A Câmara dos Deputados aprovou, na terça-feira, 28, um projeto de lei que altera regras importantes para o setor aéreo brasileiro, incluindo o transporte de bagagens, a marcação de assentos e o cancelamento de passagens. As mudanças, que afetam diretamente os direitos dos passageiros, ainda precisam ser analisadas pelo Senado antes de entrarem em vigor.

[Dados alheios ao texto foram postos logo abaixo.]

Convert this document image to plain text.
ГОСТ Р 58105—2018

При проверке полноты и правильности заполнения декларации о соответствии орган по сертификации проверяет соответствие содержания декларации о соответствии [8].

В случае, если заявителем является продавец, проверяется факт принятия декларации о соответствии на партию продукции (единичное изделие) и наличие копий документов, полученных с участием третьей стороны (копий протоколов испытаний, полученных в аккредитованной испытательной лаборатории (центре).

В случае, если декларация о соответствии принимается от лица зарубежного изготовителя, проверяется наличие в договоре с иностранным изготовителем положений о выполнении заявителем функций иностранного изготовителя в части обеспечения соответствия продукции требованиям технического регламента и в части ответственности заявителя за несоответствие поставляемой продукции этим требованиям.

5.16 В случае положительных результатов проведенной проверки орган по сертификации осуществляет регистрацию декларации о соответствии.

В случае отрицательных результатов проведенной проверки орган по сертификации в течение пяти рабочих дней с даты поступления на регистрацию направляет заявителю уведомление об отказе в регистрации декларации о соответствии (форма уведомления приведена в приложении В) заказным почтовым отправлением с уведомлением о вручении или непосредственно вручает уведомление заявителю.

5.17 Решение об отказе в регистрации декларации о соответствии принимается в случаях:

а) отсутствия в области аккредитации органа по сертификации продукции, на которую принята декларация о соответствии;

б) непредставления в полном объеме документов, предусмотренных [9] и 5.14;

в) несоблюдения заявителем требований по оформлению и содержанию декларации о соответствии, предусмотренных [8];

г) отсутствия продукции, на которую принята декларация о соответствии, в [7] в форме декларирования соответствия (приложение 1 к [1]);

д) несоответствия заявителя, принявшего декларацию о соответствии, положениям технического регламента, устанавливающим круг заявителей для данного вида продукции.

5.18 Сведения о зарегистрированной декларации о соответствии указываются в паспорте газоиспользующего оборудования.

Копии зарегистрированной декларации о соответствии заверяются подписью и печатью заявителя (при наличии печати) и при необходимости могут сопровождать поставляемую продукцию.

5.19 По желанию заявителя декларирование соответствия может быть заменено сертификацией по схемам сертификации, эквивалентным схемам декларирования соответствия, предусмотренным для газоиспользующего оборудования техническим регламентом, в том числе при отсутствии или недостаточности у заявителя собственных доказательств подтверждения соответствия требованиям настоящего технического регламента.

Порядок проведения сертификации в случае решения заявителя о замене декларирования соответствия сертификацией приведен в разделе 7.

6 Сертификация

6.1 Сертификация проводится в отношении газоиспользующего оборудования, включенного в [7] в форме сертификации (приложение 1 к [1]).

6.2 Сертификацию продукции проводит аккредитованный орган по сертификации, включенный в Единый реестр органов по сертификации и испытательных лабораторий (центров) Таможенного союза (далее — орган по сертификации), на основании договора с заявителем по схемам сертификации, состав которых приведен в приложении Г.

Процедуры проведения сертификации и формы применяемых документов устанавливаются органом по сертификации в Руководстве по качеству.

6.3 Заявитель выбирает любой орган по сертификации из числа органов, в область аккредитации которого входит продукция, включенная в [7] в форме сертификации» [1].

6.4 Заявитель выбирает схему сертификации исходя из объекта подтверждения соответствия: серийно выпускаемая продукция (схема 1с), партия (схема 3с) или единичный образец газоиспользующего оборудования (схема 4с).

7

Se aprovadas, as novas regras deverão garantir ao consumidor mais proteção e menos cobranças adicionais, que nos últimos anos se tornaram motivo de queixas recorrentes entre os viajantes.
Bagagem de mão e despachada
De acordo com o texto, o passageiro continuará tendo direito a levar gratuitamente uma mala de mão de até 12 quilos, além de um item pessoal, como bolsa ou mochila, desde que caibam no bagageiro ou sob o assento.
Caso o volume ultrapasse o limite de peso ou de dimensões, a companhia poderá exigir que ele seja despachado, mas sem cobrança adicional se o motivo for falta de espaço ou restrição de segurança na cabine.
A principal novidade é o retorno da gratuidade para a bagagem despachada. O projeto assegura o direito de despachar, sem custo adicional, uma mala de até 23 quilos em voos domésticos ou internacionais operados no Brasil. A cobrança por malas foi autorizada em 2017 pela Agência Nacional de Aviação Civil (Anac), e desde então o tema é alvo de controvérsias e projetos de lei tentando revertê-la.
Cancelamento e uso dos trechos
Outra mudança relevante é a proibição do cancelamento automático do trecho de volta quando o passageiro não comparecer ao embarque da ida. Atualmente, muitas companhias cancelam o bilhete de retorno caso o passageiro não utilize a primeira parte da viagem. Pela nova regra, essa prática só poderá ocorrer com autorização expressa do cliente.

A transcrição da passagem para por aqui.